Apologies if this has been asked elsewhere, but it feels like a specific question. I am working through some machine learning code for fun and struggling to figure out how exactly to remove a column with entropy of zero.
def generate_tree(data, tree, branch="", parent="root"):
entropies = [binary_entropy(data.iloc[:,i]) for i in range(len(data.iloc[0]))]
if np.argmin(entropies) == 0:
data = data.drop(data.columns[np.argmin(entropies)])
no_column_left = (len(data.columns) == 0)
one_animal_left = (len(data.index) == 1)
if no_column_left or one_animal_left:
tree.create(branch+", ".join(data.index), parent=parent)
return
data = data.loc[data.loc[:,data.columns[np.argmax(entropies)]] == 1]
data = data.drop(data.columns[np.argmax(entropies)], axis = 1)
entropies = [binary_entropy(data.iloc[:,i]) for i in range(len(data.iloc[0]))]
selected_column = str(data.columns[np.argmax(entropies)])
node = tree.create_node(branch+selected_column, parent=parent)
mask = data.columns
generate_tree(data[mask], tree, branch="+", parent = node)

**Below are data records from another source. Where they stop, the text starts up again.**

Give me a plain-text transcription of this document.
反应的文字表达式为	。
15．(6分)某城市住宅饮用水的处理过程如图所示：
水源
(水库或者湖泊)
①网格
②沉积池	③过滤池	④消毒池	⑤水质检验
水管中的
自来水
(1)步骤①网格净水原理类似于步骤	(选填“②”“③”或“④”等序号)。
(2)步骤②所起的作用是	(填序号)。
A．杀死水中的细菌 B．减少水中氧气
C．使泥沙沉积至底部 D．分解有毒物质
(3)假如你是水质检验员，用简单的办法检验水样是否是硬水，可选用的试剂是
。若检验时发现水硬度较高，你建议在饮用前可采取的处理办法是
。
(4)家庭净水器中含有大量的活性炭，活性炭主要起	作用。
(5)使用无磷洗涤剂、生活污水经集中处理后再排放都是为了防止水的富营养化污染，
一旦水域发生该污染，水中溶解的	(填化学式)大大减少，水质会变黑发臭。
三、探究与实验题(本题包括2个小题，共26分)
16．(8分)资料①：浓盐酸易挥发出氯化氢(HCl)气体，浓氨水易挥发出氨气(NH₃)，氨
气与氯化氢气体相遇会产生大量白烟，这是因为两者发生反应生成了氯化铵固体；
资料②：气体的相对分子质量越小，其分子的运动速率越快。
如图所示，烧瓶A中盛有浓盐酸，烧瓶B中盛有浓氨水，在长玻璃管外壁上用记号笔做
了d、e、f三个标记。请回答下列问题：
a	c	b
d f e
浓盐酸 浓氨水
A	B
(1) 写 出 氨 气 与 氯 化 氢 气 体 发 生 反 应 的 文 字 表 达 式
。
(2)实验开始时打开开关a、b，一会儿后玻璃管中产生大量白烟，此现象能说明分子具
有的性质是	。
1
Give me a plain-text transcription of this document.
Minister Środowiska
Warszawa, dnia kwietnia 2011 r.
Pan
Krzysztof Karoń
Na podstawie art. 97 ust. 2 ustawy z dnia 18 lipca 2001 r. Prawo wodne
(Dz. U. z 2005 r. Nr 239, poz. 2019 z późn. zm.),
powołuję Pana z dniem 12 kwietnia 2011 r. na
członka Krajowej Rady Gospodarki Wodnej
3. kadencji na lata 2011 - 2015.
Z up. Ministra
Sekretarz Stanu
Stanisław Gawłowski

generate_tree(data[~mask], tree, branch="-", parent = node)
So as I understand it, entropies computes the entropies for each column. Next, we have an if statement that should catch any values in the entropies array equalling zero and to then remove them from the dataframe, however, I don't believe this is being picked up and cannot figure out why.
no_column_left and one_animal_left should register a True or False as to whether each one has been attained. These are then used in the following if statement to determine whether we've reached the end of the tree. If not, we are to compute the new entropies of the reduced dataframe with the next three lines of code.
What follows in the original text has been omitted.